= Cochrane Eyes and Vision =

Cochrane Eyes and Vision (CEV) is a collaboration of researchers and healthcare professionals who prepare systematic reviews to study interventions pertaining to the treatment of eye disease and visual impairment. Though many of the systematic reviews focus on common eye diseases, reviews have been prepared for varied eye topics, including screening prevention and rarer eye diseases.

==History==
CEV was registered as a Cochrane group in 1997, and has an editorial base at the Centre for Public Health at Queen's University Belfast which is funded by the HSC Research and Development (R&D) Division of the Public Health Agency in Northern Ireland. The co-ordinating editors of CEV are Jennifer Evans, John Lawrenson and Gianni Virgili.

In 2019 Eye began to feature Cochrane Eye and Vision reviews intending to achieve wider readership.

In 2002, a CEV satellite branch was created in the United States, at the Johns Hopkins Bloomberg School of Public Health. The satellite branch was led by Professor Kay Dickersin until 2018 when Dr Tianjing Li took over. The United States satellite branch is now located at University of Colorado Anschutz Medical Campus, funded by the National Eye Institute. In 2011, a satellite branch was set up in Italy at the University of Florence to focus on diagnostic test accuracy (DTA) reviews and this is led by Professor Gianni Virgili.

Since 2016, CEV had a partnership with the American Academy of Ophthalmology to update their preferred practice pattern (PPP) guidelines. CEV has also had a partnership with the American Glaucoma Society to collaborate in research. Additionally, CEV works closely with the Wilmer Eye Institute of Johns Hopkins Hospital and the Byers Eye Institute of the Stanford University School of Medicine, as CEV Centers for Evidence-based Vision Care.
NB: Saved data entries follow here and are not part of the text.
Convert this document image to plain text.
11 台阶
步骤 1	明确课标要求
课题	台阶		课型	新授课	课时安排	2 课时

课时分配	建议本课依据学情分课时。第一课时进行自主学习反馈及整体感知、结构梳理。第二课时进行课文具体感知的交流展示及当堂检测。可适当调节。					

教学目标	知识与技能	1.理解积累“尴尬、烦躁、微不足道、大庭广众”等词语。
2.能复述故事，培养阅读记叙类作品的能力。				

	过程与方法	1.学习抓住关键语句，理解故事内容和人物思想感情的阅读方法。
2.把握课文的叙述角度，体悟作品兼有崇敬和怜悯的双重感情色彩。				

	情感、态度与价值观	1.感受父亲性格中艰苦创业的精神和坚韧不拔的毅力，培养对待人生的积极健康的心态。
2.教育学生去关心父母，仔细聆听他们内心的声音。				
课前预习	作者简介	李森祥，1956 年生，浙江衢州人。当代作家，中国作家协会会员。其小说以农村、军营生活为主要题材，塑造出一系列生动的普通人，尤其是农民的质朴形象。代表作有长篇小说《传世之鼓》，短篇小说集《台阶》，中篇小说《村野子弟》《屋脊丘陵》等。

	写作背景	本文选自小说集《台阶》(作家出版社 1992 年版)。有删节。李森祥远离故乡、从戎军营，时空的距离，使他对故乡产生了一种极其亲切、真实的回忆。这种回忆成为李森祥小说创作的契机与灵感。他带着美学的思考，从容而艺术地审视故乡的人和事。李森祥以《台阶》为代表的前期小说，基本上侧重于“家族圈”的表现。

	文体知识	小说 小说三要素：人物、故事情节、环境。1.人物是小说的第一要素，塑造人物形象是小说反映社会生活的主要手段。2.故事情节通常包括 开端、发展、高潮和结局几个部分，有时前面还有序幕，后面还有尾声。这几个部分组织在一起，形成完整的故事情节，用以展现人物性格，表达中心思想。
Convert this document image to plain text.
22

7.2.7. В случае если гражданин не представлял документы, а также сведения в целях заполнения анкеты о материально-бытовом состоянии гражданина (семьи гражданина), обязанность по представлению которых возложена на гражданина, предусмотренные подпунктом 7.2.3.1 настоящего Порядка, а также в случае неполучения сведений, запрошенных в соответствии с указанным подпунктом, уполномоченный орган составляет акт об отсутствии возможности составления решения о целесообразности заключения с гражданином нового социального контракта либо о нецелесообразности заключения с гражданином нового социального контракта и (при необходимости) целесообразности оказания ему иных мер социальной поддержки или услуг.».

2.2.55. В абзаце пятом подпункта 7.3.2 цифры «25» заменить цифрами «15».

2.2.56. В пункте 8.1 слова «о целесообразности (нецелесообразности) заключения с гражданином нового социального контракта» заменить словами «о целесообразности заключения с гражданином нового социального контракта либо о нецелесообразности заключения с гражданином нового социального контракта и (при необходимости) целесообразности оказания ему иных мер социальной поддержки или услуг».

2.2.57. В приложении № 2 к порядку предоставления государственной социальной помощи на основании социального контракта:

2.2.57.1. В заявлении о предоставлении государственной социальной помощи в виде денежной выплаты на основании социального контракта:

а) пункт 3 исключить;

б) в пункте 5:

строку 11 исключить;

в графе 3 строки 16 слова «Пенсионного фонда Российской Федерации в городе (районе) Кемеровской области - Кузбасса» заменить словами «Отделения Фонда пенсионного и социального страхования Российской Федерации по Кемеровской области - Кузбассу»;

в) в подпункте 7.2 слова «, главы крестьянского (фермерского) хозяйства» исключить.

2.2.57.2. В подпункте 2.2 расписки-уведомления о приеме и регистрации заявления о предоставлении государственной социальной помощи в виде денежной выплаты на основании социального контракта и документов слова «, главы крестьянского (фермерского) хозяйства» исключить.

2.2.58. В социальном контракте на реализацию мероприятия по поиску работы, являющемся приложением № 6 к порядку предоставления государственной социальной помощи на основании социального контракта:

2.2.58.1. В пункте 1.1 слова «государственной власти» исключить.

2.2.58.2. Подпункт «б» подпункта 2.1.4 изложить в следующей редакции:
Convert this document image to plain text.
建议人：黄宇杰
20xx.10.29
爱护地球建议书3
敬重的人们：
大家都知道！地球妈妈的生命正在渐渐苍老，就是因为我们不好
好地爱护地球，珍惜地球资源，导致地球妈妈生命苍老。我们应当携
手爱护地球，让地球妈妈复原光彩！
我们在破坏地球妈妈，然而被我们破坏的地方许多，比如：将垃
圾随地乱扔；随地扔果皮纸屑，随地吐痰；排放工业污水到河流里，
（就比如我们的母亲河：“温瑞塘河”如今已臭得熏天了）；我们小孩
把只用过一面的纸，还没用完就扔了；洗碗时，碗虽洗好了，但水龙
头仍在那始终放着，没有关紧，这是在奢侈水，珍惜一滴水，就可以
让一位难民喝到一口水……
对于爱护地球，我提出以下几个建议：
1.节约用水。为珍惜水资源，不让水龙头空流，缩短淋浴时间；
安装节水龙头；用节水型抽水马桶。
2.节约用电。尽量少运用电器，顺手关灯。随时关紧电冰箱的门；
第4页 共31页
CEV has conducted over 190 systematic reviews in the field of ophthalmology. The most common topics reviewed include trials studying conditions such as glaucoma, macular degeneration, and cataract. Ophthalmic treatments investigated by CEV systematic reviews include patching for corneal abrasion, eyesight screening for visual impairment in the elderly, vitamin supplements for cataracts, NSAIDS for macular edema, antimetabolites for trabeculectomy, and antiviral agents for herpes simplex virus.

The organisation has previously had funding from The Guide Dogs for the Blind Association, Macular Society, National Institute for Health Research (NIHR) and Sightsavers.